Dernière mise à jour : 7 févr.

Les débuts de l’électricité dans les Ardennes 


À la fin du XIXe siècle, l’électricité éclaire timidement les villes des Ardennes (Charleville, Mézières, Sedan…), mais les campagnes restent plongées dans l’obscurité. Seules quelques initiatives privées, comme des moulins équipés de génératrices, apportent un éclairage local et artisanal. Ces centrales hydrauliques, souvent modestes, alimentent un village ou une usine, mais leur production reste fragile, dépendante des caprices de la nature.


L’arrivée des pionniers : Hardy-Lebègue et l’électrification de Lalobbe, Wasigny et La Neuville 


L'Usine 05/10/1905
L'Usine 05/10/1905

En 1905, la société Hardy-Lebègue acquiert pour 21 200 francs le domaine de Lalobbe (Château et dépendances) et son moulin ainsi que celui de Wasigny (9000 frs) , qu’elle transforme en usines électriques ; celle de Lalobbe est en outre équipée d’une machine à vapeur de secours, destinée à compenser les variations imprévisibles du débit de la Vaux.

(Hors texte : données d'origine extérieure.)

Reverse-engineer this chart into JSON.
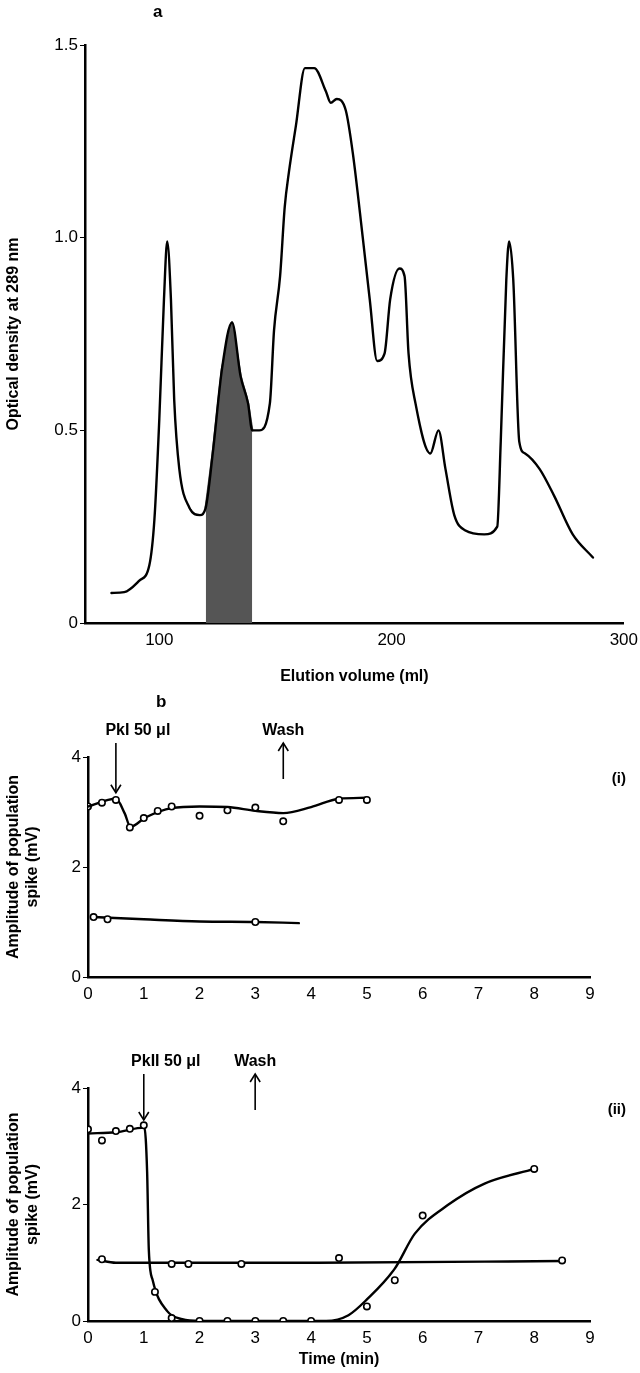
{
  "chart_data": [
    {
      "type": "line",
      "title": "a",
      "xlabel": "Elution volume (ml)",
      "ylabel": "Optical density at 289 nm",
      "xlim": [
        68,
        300
      ],
      "xticks": [
        100,
        200,
        300
      ],
      "ylim": [
        0,
        1.5
      ],
      "yticks": [
        0,
        0.5,
        {
          "value": 1,
          "label": "1.0"
        },
        1.5
      ],
      "grid": false,
      "legend": false,
      "marker": "none",
      "series": [
        {
          "color": "#000000",
          "x": [
            79.4,
            84.9,
            91.4,
            95.7,
            97.9,
            100,
            102,
            103.4,
            105,
            106.4,
            108.6,
            112.9,
            117.5,
            120,
            123,
            127,
            131.3,
            135,
            138.2,
            140,
            143,
            147.6,
            149.4,
            152,
            154,
            155.8,
            158.8,
            162.7,
            166.7,
            171.7,
            173.8,
            176.4,
            180.3,
            183.3,
            187.6,
            190.6,
            193.8,
            197,
            199.4,
            203.4,
            205.6,
            207.3,
            210.3,
            216.7,
            220.2,
            223.2,
            227,
            231.8,
            239.9,
            245.5,
            247,
            249.4,
            250.6,
            252.4,
            255,
            257.5,
            263.7,
            270,
            278,
            286.7
          ],
          "values": [
            0.078,
            0.08,
            0.11,
            0.15,
            0.27,
            0.53,
            0.84,
            0.99,
            0.84,
            0.58,
            0.4,
            0.3,
            0.28,
            0.3,
            0.44,
            0.66,
            0.78,
            0.64,
            0.57,
            0.5,
            0.5,
            0.57,
            0.76,
            0.9,
            1.08,
            1.17,
            1.29,
            1.44,
            1.44,
            1.38,
            1.35,
            1.36,
            1.33,
            1.22,
            1.0,
            0.84,
            0.68,
            0.7,
            0.84,
            0.92,
            0.9,
            0.7,
            0.57,
            0.44,
            0.5,
            0.4,
            0.28,
            0.24,
            0.23,
            0.25,
            0.47,
            0.89,
            0.99,
            0.89,
            0.47,
            0.44,
            0.4,
            0.33,
            0.23,
            0.17
          ]
        },
        {
          "type": "area",
          "color": "#555555",
          "x": [
            120,
            123,
            127,
            131.3,
            135,
            138.2,
            140
          ],
          "values": [
            0.3,
            0.44,
            0.66,
            0.78,
            0.64,
            0.57,
            0.5
          ]
        }
      ]
    },
    {
      "type": "scatter",
      "title": "b",
      "ylabel": "Amplitude of population spike (mV)",
      "xlim": [
        0,
        9
      ],
      "xticks": [
        0,
        1,
        2,
        3,
        4,
        5,
        6,
        7,
        8,
        9
      ],
      "ylim": [
        0,
        4
      ],
      "yticks": [
        0,
        2,
        4
      ],
      "grid": false,
      "legend": false,
      "marker": "circle",
      "annotations": [
        {
          "text": "PkI 50 μl",
          "x": 0.5,
          "y": 3.35
        },
        "Wash",
        "(i)"
      ],
      "series": [
        {
          "color": "#000000",
          "x": [
            0.25,
            0.5,
            0.75,
            1,
            1.25,
            1.5,
            2,
            2.5,
            3,
            3.5,
            4.5,
            5
          ],
          "values": [
            3.17,
            3.22,
            2.72,
            2.89,
            3.02,
            3.1,
            2.93,
            3.03,
            3.08,
            2.83,
            3.22,
            3.22
          ]
        },
        {
          "type": "line",
          "marker": "none",
          "color": "#000000",
          "x": [
            0,
            0.5,
            0.66,
            0.76,
            1.03,
            1.5,
            2,
            2.5,
            3,
            3.5,
            4,
            4.5,
            5
          ],
          "values": [
            3.1,
            3.24,
            2.97,
            2.73,
            2.9,
            3.07,
            3.1,
            3.09,
            3.02,
            2.98,
            3.09,
            3.24,
            3.26
          ]
        },
        {
          "color": "#000000",
          "x": [
            0,
            0.1,
            0.35,
            3
          ],
          "values": [
            3.1,
            1.09,
            1.05,
            1.0
          ]
        },
        {
          "type": "line",
          "marker": "none",
          "color": "#000000",
          "x": [
            0.1,
            1,
            2,
            3,
            3.78
          ],
          "values": [
            1.09,
            1.05,
            1.01,
            1.0,
            0.98
          ]
        }
      ]
    },
    {
      "type": "scatter",
      "xlabel": "Time (min)",
      "ylabel": "Amplitude of population spike (mV)",
      "xlim": [
        0,
        9
      ],
      "xticks": [
        0,
        1,
        2,
        3,
        4,
        5,
        6,
        7,
        8,
        9
      ],
      "ylim": [
        0,
        4
      ],
      "yticks": [
        0,
        2,
        4
      ],
      "grid": false,
      "legend": false,
      "marker": "circle",
      "annotations": [
        {
          "text": "PkII 50 μl",
          "x": 1,
          "y": 3.45
        },
        "Wash",
        "(ii)"
      ],
      "series": [
        {
          "color": "#000000",
          "x": [
            0.25,
            0.5,
            0.75,
            1,
            1.2,
            1.5,
            2,
            2.5,
            3,
            3.5,
            4,
            5,
            5.5,
            6,
            8
          ],
          "values": [
            3.1,
            3.26,
            3.3,
            3.36,
            0.5,
            0.05,
            0,
            0,
            0,
            0,
            0,
            0.25,
            0.7,
            1.81,
            2.61
          ]
        },
        {
          "type": "line",
          "marker": "none",
          "color": "#000000",
          "x": [
            0,
            0.5,
            1.01,
            1.06,
            1.09,
            1.16,
            1.42,
            1.69,
            2,
            4.27,
            4.67,
            5,
            5.5,
            5.86,
            6.45,
            7.11,
            8
          ],
          "values": [
            3.22,
            3.24,
            3.32,
            2.56,
            1.23,
            0.7,
            0.17,
            0.03,
            0,
            0,
            0.1,
            0.37,
            0.9,
            1.5,
            1.99,
            2.36,
            2.61
          ]
        },
        {
          "color": "#000000",
          "x": [
            0,
            0.25,
            1.5,
            1.8,
            2.75,
            4.5,
            8.5
          ],
          "values": [
            3.29,
            1.06,
            0.98,
            0.98,
            0.98,
            1.08,
            1.04
          ]
        },
        {
          "type": "line",
          "marker": "none",
          "color": "#000000",
          "x": [
            0.17,
            0.5,
            4,
            8.5
          ],
          "values": [
            1.05,
            1.0,
            1.0,
            1.03
          ]
        }
      ]
    }
  ]
}
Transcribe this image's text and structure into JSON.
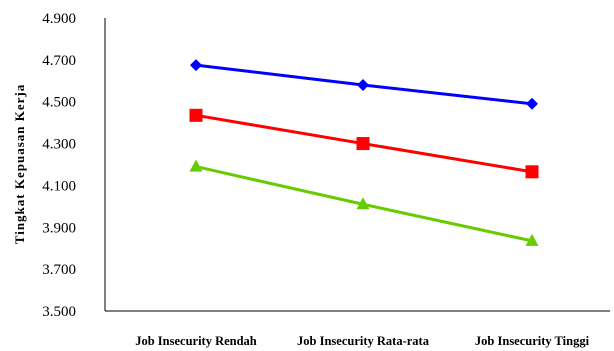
{
  "chart_data": {
    "type": "line",
    "title": "",
    "xlabel": "",
    "ylabel": "Tingkat Kepuasan Kerja",
    "categories": [
      "Job Insecurity Rendah",
      "Job Insecurity Rata-rata",
      "Job Insecurity Tinggi"
    ],
    "ylim": [
      3.5,
      4.9
    ],
    "yticks": [
      3.5,
      3.7,
      3.9,
      4.1,
      4.3,
      4.5,
      4.7,
      4.9
    ],
    "ytick_labels": [
      "3.500",
      "3.700",
      "3.900",
      "4.100",
      "4.300",
      "4.500",
      "4.700",
      "4.900"
    ],
    "grid": false,
    "legend": "none",
    "series": [
      {
        "values": [
          4.675,
          4.58,
          4.49
        ],
        "color": "#0000ff",
        "marker": "diamond"
      },
      {
        "values": [
          4.435,
          4.3,
          4.165
        ],
        "color": "#ff0000",
        "marker": "square"
      },
      {
        "values": [
          4.19,
          4.01,
          3.835
        ],
        "color": "#66cc00",
        "marker": "triangle"
      }
    ]
  }
}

Usine électrique de Lalobbe
Usine électrique de Lalobbe

Sur cette ancienne carte postale, au premier plan de gauche à droite :

  • l'usine électrique,

  • les vannes et le déversoir surmontés de la passerelle en bois,

  • un grand bâtiment qui abritait la scierie mécanique et l'atelier de menuiserie, ainsi que probablement la machine à vapeur de secours dont on voit la grande cheminée s'élever au dessus du toit.


En agrandissant l'image, on distingue sur le pignon et la façade arrière de ce grand bâtiment des équipements électriques (fils et isolateurs en porcelaine).



Dès l’automne 1905, les projets d’électrification se concrétisent : les rues de Wasigny s’illuminent, Lalobbe installe un éclairage public (comptes administratifs de la mairie en 1909).


Extrait de "Moulins des Ardennes par monts et par vaux" Editions Terres Ardennaises
Extrait de "Moulins des Ardennes par monts et par vaux" Editions Terres Ardennaises

Pourtant, l’accès reste limité : seuls quelques privilégiés en profitent, et les intempéries (comme l’inondation de 1910) rappellent la vulnérabilité de ces installations.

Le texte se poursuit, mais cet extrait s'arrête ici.